Berkovic et al. (2008) identified an SCARB2 mutation in 1 of the original families with action myoclonus with renal failure (EPM4; 254900) from Quebec reported by Badhwar et al. (2004). The 3 affected members were deceased, and no DNA was available for testing, but obligate carriers of this disorder had the mutation in exon 7 862C-T (gln288ter, Q288X), which was predicted to terminate the protein prematurely or lead to nonsense-mediated RNA decay of the transcript.

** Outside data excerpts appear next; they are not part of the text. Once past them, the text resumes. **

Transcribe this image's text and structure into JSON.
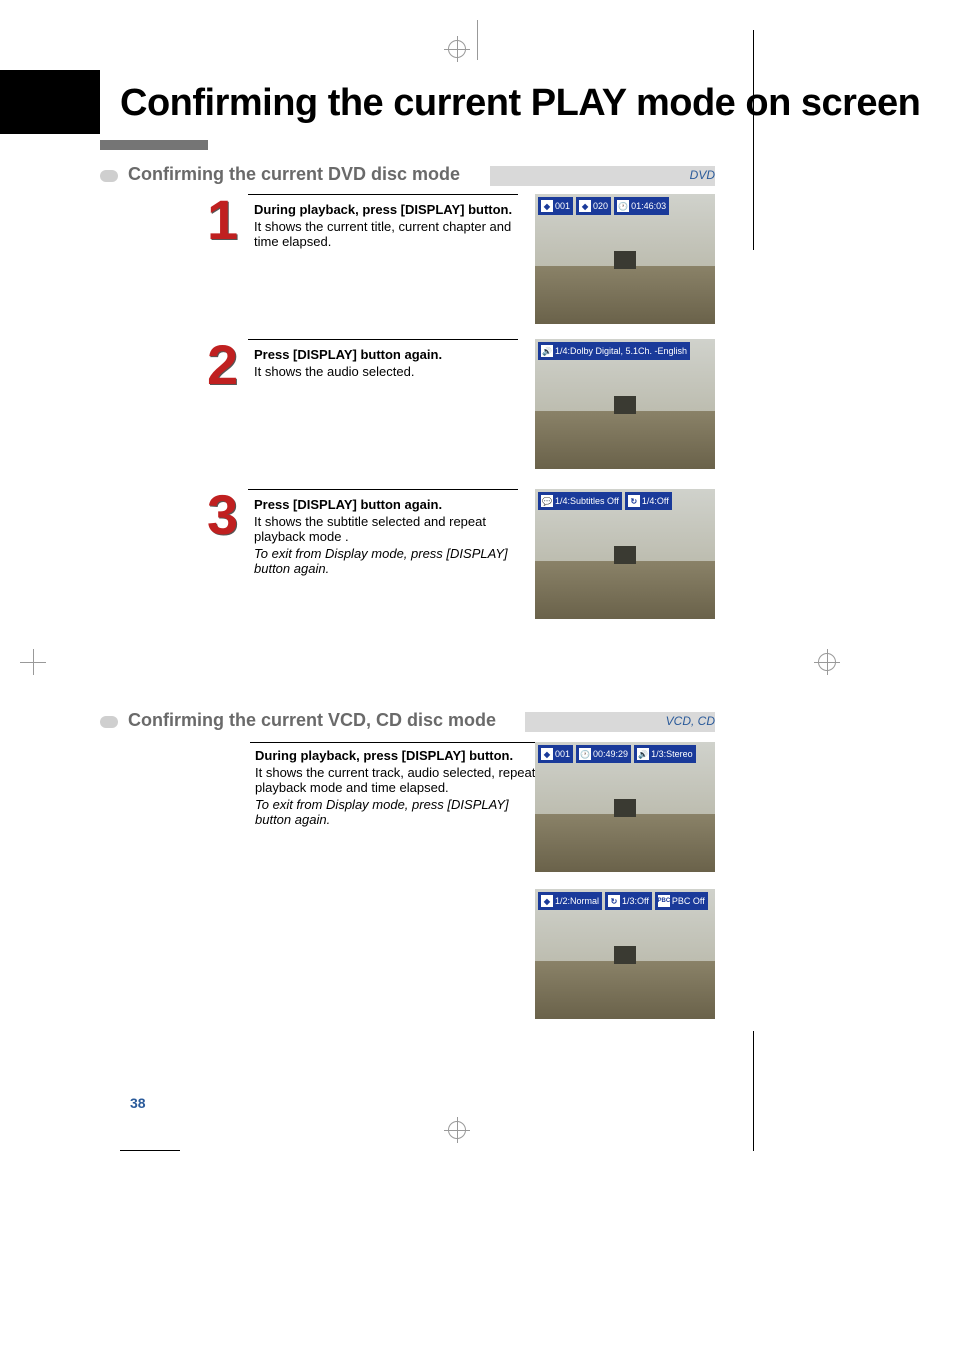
{
  "page_title": "Confirming the current PLAY mode on screen",
  "page_number": "38",
  "section1": {
    "heading": "Confirming the current DVD disc mode",
    "tag": "DVD",
    "steps": [
      {
        "num": "1",
        "head": "During playback, press [DISPLAY] button.",
        "body": "It shows the current title, current chapter and time elapsed."
      },
      {
        "num": "2",
        "head": "Press [DISPLAY] button again.",
        "body": "It shows the audio selected."
      },
      {
        "num": "3",
        "head": "Press [DISPLAY] button again.",
        "body": "It shows the subtitle selected and repeat playback mode .",
        "italic": "To exit from Display mode, press [DISPLAY] button again."
      }
    ],
    "osd": {
      "shot1": {
        "title": "001",
        "chapter": "020",
        "time": "01:46:03"
      },
      "shot2": {
        "audio": "1/4:Dolby Digital, 5.1Ch. -English"
      },
      "shot3": {
        "subtitle": "1/4:Subtitles Off",
        "repeat": "1/4:Off"
      }
    }
  },
  "section2": {
    "heading": "Confirming the current VCD, CD disc mode",
    "tag": "VCD, CD",
    "step": {
      "head": "During playback, press [DISPLAY] button.",
      "body": "It shows the current track, audio selected, repeat playback mode and time elapsed.",
      "italic": "To exit from Display mode, press [DISPLAY] button again."
    },
    "osd": {
      "shot1": {
        "track": "001",
        "time": "00:49:29",
        "audio": "1/3:Stereo"
      },
      "shot2": {
        "zoom": "1/2:Normal",
        "repeat": "1/3:Off",
        "pbc_label": "PBC",
        "pbc": "PBC Off"
      }
    }
  },
  "icons": {
    "disc": "◉",
    "clock": "🕐",
    "speaker": "🔊",
    "subtitle": "💬",
    "repeat": "↻"
  }
}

In a patient with progressive myoclonic epilepsy without renal failure, Dibbens et al. (2011) identified compound heterozygosity for 2 mutations in the SCARB2 gene: Q288X and a 1-bp insertion in intron 9 (1187+3insT; 602257.0007). The patient was originally reported by Costello et al. (2009). He had onset of myoclonic epilepsy at age 16 years, and became severely disabled, requiring a wheelchair by age 20. At age 27, he had intractable myoclonus, dysarthria, and dysphagia, but cognition remained intact and there was no evidence of renal failure. Electrophysiologic studies indicated a demyelinating peripheral neuropathy, with reduced sensory and motor action potentials and mildly decreased nerve conduction velocities.